The above description illustrates a number of major drawbacks of current boresight systems. Firstly, a period of time, which is non-negligible when compared with the time required for boresighting, is required to heat target surface 502 at the center 501 of laser spot 504 to a temperature that allows sensor detection (typically 25 degrees Celsius above target surface temperature). Secondly, a specific target type is required, such as certain ceramics, which has the particular conductive properties required for generating thermally detectable laser spot. Thirdly, asymmetric conduction on the target surface, as depicted graphically in FIG. 1, can result in incorrect detection of the laser spot center, thereby degrading the accuracy of the system. Fourthly, in order to effect thermal detection, a large number of additional optical components must be added to the designation system. As mentioned above, these additional optical components increase the probability of in-flight misalignment and reduce accuracy.
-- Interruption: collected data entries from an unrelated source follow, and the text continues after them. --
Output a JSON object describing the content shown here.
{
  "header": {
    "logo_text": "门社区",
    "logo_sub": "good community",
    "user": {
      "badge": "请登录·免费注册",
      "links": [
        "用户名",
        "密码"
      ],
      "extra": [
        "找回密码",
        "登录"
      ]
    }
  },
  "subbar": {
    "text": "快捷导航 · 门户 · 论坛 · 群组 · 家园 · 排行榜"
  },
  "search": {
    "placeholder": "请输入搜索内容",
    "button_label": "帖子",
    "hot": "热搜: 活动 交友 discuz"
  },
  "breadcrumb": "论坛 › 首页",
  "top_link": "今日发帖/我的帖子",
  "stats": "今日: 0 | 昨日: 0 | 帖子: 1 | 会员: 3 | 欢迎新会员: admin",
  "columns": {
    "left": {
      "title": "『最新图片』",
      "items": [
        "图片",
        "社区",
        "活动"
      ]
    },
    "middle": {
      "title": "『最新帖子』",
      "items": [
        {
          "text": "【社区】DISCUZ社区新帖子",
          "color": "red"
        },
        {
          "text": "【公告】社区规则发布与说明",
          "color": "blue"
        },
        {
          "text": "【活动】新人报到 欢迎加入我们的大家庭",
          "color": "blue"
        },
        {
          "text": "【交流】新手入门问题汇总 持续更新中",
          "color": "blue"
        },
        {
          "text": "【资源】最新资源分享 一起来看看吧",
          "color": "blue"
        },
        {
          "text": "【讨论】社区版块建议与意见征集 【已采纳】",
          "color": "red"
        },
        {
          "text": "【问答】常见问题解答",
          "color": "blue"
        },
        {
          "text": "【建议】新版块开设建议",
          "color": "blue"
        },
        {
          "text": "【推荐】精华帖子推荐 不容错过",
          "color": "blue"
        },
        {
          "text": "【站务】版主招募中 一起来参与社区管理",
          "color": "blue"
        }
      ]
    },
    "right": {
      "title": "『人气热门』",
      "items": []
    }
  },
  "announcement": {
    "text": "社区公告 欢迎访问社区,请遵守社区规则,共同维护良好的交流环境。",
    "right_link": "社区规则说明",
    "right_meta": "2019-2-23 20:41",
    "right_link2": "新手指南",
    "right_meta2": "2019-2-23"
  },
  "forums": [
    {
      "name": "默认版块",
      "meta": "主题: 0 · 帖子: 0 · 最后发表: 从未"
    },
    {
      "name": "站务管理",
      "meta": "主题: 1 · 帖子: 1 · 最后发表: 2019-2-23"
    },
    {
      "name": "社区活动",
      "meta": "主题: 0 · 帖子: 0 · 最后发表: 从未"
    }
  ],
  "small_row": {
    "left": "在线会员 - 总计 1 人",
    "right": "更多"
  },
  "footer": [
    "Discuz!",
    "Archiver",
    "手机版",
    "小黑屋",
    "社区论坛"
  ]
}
There is therefore a need for an accurate and rapid in-action boresight which has a minimum of additional optical components. The system should not rely on laser heating of specific targets, but should rather detect an optical laser spot. This would both increase the system accuracy and eliminate the time required for heating a target, thereby reducing the overall boresighting time. Furthermore, the system should not be limited to a specific target type, but should allow boresighting on a variety of targets.
The present invention is a method for in-action boresighting of designation systems.
According to the teachings of the present invention there is provided, a method for boresighting of a designation system, including a tracker responsive to a detector with reference to an indicator, comprising the steps of (a) directing a beam of light at a target, using a light source, so that the beam of light is reflected from a spot on the target while the spot temperature remains substantially constant; (b) focusing at least part of the reflected light as an image on the detector; and (c) determining a misalignment of the indicator and image.
There is furthermore provided, in a boresighting system for aligning an indicator with an image of a spot on a target, a method of displaying the alignment, comprising the steps of providing a video monitor; and displaying a representation of the indicator together with a representation of the image on the video monitor.